Arianna menyusut airmatanya sekali lagi, menghela napas dalam, perempuan itu berusaha menormalkan suaranya yang berubah menjadi parau. Ia lalu membenamkan wajahnya pada kedua telapak tangannya.
Nadine, sahabatnya serta teman satu kantornya beringsut mendekat. Menggenggam tangan wanita itu memberi kekuatan, sebelah tangannya mengelus punggungnya naik turun, mencoba menenangkan Arianna.
"sssshhhh...sudaah tidak ada yang perlu disesalkan Arianna..." ucapnya setelah dilihatnya Arianna mulai tenang.
"Tapi aku merasa berdosa karena menyembunyikan Sisi dari tante Rina Nad, apa lagi setelah mendengar cerita Dita bahwa Raffi begitu menderita setelah aku meninggalkannya. Aku merasa egois disini.." suara Arianna terdengar lirih dan penuh penyesalan.
"Semua yang kamu lakukan karena ada alasannya kan..? mereka pasti mengerti. Aku rasa sudah saatnya kamu dan Raffi membicarakan masa lalu kalian, mungkin ada ketimpangan yang perlu kalian luruskan..
Walau tidak untuk kembali bersama, setidaknya saling memaafkan agar tidak ada lagi keganjilan hati yang mengganjal langkah kalian dimasa depan.." Ucapan Nadine membuat Arianna tersadar. Selama ini dia terlalu sibuk dengan keegoisannya sendiri dan tak pernah mengerti perasaan Raffi.
"Iyaa.. mungkin sudah saatnya kami membahas masa lalu.." Arianna menoleh kearah Nadine. Tersenyum pada sahabatnya yang selalu menjadi tempatnya mencurahkan isi hati.
Nadine balas tersenyum pada Arianna, menyalurkan semangat melalui tatapan matanya.
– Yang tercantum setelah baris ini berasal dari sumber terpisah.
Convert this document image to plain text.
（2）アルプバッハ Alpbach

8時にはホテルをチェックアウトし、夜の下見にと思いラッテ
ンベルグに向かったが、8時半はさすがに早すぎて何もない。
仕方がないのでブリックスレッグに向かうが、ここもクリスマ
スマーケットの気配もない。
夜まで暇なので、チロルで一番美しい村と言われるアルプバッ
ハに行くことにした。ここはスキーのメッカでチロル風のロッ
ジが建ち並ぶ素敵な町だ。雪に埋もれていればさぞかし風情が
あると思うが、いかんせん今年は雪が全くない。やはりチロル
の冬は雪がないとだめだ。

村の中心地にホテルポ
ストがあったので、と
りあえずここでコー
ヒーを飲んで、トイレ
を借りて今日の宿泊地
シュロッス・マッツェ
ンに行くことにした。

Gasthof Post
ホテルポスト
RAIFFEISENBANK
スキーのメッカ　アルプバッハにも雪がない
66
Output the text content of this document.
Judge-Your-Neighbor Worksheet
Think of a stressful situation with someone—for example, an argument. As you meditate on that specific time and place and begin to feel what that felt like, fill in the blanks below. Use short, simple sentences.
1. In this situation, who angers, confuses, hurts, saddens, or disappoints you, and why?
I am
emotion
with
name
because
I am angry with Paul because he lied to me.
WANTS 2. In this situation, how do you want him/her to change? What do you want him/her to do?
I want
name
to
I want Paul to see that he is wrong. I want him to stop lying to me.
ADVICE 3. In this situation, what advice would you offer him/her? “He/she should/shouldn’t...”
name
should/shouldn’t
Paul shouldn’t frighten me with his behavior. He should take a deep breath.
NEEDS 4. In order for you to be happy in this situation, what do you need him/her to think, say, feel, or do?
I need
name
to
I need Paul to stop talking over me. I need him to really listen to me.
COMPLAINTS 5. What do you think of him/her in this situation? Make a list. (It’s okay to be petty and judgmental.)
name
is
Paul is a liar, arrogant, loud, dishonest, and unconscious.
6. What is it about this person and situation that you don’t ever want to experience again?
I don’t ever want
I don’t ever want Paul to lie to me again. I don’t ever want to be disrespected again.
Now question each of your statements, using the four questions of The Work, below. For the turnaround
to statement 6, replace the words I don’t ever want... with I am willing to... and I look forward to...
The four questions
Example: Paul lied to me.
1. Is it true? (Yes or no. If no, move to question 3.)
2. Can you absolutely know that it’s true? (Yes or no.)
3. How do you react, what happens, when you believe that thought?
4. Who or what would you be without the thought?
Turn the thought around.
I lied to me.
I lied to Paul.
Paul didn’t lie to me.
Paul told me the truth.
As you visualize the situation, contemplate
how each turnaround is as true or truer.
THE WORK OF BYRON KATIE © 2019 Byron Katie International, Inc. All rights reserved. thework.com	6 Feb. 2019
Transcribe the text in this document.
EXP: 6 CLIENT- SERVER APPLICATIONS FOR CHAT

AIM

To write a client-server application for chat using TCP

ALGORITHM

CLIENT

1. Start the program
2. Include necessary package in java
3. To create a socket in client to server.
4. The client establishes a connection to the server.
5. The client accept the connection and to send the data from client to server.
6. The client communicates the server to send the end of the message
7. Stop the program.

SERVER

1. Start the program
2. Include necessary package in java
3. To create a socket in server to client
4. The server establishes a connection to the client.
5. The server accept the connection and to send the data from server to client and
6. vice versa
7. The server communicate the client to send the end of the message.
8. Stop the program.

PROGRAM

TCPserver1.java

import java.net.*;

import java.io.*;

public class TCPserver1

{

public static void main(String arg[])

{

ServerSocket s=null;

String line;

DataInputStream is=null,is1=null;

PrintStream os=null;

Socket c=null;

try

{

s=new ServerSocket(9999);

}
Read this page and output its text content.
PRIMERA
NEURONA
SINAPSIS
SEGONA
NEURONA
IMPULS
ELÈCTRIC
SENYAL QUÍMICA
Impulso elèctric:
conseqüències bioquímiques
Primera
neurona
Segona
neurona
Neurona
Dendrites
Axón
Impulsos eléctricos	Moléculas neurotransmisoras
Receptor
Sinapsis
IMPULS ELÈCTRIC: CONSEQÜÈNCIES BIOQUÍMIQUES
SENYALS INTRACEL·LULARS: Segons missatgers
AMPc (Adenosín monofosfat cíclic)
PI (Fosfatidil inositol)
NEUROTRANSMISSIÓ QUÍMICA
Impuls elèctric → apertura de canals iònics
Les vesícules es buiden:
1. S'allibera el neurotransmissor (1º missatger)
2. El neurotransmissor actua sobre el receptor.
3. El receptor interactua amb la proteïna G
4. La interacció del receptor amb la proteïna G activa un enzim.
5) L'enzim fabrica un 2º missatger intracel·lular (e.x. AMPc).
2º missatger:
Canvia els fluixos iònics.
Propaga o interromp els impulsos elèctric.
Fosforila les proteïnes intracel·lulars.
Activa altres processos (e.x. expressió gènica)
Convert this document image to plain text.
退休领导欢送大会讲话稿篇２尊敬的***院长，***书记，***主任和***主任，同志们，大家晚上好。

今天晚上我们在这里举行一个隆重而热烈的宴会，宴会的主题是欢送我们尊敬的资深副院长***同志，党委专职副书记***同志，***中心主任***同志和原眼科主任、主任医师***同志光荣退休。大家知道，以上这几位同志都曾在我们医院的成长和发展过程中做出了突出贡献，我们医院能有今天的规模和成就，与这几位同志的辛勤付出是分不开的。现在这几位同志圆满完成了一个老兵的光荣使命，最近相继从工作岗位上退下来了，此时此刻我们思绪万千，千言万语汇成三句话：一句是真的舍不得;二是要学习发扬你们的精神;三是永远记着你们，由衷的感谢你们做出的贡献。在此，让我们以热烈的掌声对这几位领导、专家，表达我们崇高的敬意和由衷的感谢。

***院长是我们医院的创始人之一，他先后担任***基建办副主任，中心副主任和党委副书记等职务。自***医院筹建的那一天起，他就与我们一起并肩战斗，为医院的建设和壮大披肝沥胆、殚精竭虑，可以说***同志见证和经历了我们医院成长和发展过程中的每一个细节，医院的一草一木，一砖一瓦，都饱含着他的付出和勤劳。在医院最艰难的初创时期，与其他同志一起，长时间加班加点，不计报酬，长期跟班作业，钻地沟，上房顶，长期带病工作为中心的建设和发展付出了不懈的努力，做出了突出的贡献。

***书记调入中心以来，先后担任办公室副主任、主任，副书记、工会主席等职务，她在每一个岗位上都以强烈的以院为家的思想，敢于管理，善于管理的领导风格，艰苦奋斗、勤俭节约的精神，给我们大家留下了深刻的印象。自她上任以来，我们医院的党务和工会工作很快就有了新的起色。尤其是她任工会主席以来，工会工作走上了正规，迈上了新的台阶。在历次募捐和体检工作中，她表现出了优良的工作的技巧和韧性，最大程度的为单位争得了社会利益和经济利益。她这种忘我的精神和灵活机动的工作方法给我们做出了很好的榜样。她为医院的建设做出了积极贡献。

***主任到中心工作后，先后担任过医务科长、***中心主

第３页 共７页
Ia sendiri tak bisa membayangkan jika harus berada diposisi Arianna. Membesarkan anak seorang diri tanpa ada suami disampingnya.
"Mau aku anter pulang..?" tawarnya setelah hening lama. Nadine memang tak pernah membawa mobil jika ke kantor, perempuan itu selalu naik taksi kemana-mana.
"Nggak usaahh... udah ada yang jemput.." Nadine tersenyum malu-malu.
"Oooh bang Toyib pulang niih..?" Arianna sedikit menggoda sahabatnya, dari cerita yang dia dengar dari Nadine, suaminya itu jarang dirumah. Arianna sendiri belum pernah bertemu dengan suami Nadine.
"yaa setelah lima hari nggak pulang.." Nadine mendengus lesu.
"Gak apa-apa lah. Nanti dipuas-puasin deh kangen-kangenannya.." Arianna menjawil dagu Nadine menggoda. Nadine yang awalnya cembrut kemudian ikut tertawa bersama Arianna.
Arianna mendesah lega, setidaknya beban hatinya sedikit berkurang setelah bercerita pada Nadine.
***
Arianna tanpa sadar tersenyum saat melihat mobil Raffi terpakir di depan rumahnya. Setelah satu minggu penuh laki-laki itu menghilang, akhirnya Raffi datang juga.
Dengan tergesa-gesa Arianna memasuki rumahnya. Senyumnya semakin lebar saat melihat Raffi tengah bermain dengan Sisi.
"Bundaaa pulang..." teriaknya ceria ketika memasuki rumah. Raffi mengerutkan kening melihat ekspresi bahagia Arianna. Tidak biasanya perempuan itu terlihat bahagia jika Raffi ada disini.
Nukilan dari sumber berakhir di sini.